With all the negatives associated with high employee turnover, wouldn’t it be great if companies had a crystal ball that would show them which employees are likely to leave?
Actually, there is a way to determine which employees are more likely to leave, but it’s science-based, not magic: Predictive modeling uses historical data to glean insights into which employees are more likely to seek greener pastures.
By compiling key employee data — often already on file — and running it through such a model, organizations can then take steps to try to keep in the fold those employees identified as high flight-risks. By doing so, they can minimize negatives like high recruiting costs and low morale, says Jacque Carlson, a data scientist for BlueGranite, a data and analytics consulting firm.
“Predictive models offer another way you can reduce costs associated with things like advertising for job openings, the time it takes to do interviews, onboarding costs and so on,” she explains. “Then there’s the low morale that high turnover creates. When the rats are fleeing the ship, those that stay behind start wondering if they should leave, too.”
Using predictive models comes with some caveats, however. First of all, it’s important for organizations to understand that different categories of employees require different data models; there’s no one-size-fits-all model for an entire company.
“All career paths are qualitatively different,” Carlson says. “You need to create different models depending on the group on which you’re focusing.”
In addition, the accuracy of predictive models depends on the integrity of the data upon which they’re built. Or as Carlson puts it, output equals input.
“The model is only as accurate and unbiased as the data fed into it,” she says.
The breadth of data matters, too. A good predictive model needs at least two to three years of data to provide accurate results. Moreover, a predictive model is not the ultimate arbiter in reducing turnover. Instead, it should serve as just one of a collection of tools aimed at divining what drives employee turnover.
After data has been collected and analyzed, it’s important to recognize that the numbers alone don’t tell the whole story. To make the most of the data collected, it’s incumbent on organizations to probe behind the numbers. That means talking to employees tagged as high-flight risks; during that discussion, you must be able to explain how that was determined.
“They’ll ask you why you think they’re a flight risk,” Carlson says. “And if you can’t answer that question, the model has no value.”
That raises another important point: It’s critical for organizations to let employees know it’s collecting data and to give them the opportunity to opt out if that makes them uncomfortable.

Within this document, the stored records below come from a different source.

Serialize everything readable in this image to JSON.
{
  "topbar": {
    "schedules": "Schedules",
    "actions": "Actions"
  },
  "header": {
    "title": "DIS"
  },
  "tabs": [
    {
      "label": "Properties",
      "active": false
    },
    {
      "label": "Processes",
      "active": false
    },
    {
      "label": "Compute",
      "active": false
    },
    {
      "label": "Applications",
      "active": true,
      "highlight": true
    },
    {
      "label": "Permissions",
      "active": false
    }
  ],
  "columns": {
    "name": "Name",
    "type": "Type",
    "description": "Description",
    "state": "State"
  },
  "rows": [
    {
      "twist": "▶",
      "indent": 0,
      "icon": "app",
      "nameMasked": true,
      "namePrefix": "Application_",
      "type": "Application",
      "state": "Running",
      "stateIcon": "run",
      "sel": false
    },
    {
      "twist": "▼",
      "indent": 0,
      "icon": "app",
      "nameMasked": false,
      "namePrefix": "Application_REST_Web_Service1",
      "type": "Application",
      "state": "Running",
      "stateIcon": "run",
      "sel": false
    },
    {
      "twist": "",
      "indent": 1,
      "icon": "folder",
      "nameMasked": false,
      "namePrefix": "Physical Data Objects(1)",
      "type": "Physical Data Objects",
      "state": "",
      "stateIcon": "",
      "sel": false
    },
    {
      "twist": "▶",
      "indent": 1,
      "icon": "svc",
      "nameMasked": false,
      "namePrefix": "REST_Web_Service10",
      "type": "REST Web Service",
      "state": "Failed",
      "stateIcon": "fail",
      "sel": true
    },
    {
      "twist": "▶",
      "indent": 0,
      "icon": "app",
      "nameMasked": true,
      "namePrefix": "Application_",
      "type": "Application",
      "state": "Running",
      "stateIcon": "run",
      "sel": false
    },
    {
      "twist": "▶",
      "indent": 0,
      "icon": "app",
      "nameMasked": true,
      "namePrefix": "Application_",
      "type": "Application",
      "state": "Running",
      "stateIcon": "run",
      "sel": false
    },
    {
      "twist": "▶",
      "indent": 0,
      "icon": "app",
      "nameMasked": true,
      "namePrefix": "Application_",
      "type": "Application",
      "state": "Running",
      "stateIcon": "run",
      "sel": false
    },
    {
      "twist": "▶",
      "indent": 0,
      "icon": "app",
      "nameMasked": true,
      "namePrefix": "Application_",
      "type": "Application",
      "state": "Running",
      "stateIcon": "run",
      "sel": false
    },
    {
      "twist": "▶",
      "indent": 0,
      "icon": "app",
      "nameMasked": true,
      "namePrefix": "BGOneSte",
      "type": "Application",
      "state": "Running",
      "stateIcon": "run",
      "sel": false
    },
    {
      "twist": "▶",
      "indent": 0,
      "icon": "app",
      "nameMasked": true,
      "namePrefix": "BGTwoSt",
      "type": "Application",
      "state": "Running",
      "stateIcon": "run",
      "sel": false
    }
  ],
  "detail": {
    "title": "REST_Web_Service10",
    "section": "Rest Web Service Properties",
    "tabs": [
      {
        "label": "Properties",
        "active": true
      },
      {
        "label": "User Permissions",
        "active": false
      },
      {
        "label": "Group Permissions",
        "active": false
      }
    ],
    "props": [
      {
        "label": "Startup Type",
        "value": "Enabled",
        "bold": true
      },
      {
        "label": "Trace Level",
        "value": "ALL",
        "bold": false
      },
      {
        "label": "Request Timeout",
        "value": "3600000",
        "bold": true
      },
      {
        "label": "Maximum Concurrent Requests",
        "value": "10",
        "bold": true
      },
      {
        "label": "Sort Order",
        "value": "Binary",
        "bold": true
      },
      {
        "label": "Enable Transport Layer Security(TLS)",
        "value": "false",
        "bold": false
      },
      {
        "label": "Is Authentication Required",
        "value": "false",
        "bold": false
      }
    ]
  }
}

“Transparency is the important point. It’s the first thing I talk about with clients,” Carlson says. “In terms of ethics, collecting data for models about human beings is qualitatively different than collecting data about, say, a machine that makes steel. The machine will never care about that, but employees sure might.”
So what kind of data should organizations collect that can indicate employees are flight risks? The list is long, but here are a few examples, some obvious and some not so much:
• How far they commute, especially if bad weather strongly impacts the quality of commute for long periods of time.
• The number of supervisors an employee has had (a revolving door of managers may create disjointed career paths for their direct reports, which spurs their departure).
• How many times they’ve been promoted or received a raise, as well as how long it’s been since their last promotion.
• How much personal time off employees use compared to what’s allotted; employees that receive, say, two weeks of PTO annually and rarely use it are good candidates for burnout — and flight.
• Other demographic data, such as gender, age, ethnicity, and education level, along with factors such as whether or not they’re parents, homeowners, and divorced. This information can be gathered in a variety of ways, including having employees periodically fill out forms to update information.
How accurate are these predictive models? While predictive modeling is very complex to explain, in the end, a data scientist compares the results produced by the model to acceptable standards of something called evaluation metrics.
“Most models are rejected if the accuracy is less than 90 percent,” Carlson says. “However, if the data is good quality and there is more than a sufficient amount of data, the standards for the model should be quite high. The evaluation metrics should all be in the high 90s.”
Given the complexities of predictive modeling and given that data science is a relatively young field, most companies and organizations aren’t capable of building flight-risk models. But management or human resources leaders can self-educate themselves and compile data, then hire a data scientist to build a predictive model. This might or might not be feasible and practical depending on the size of your operation, but it’s good to know it’s an option.
What companies do after that, in terms of how they go about convincing flight-risk candidates to stay, is not within the data scientist’s purview. But one thing is certain: With a shrinking labor pool creating intense competition for new employees, there’s definitely value in identifying those departure-minded employees and trying to keep them onboard.
“Ignoring the value of predictive models can be companies’ downfall,” Carlson says. “The models can provide great insights into things happening in organizations that drive the risks of leaving.”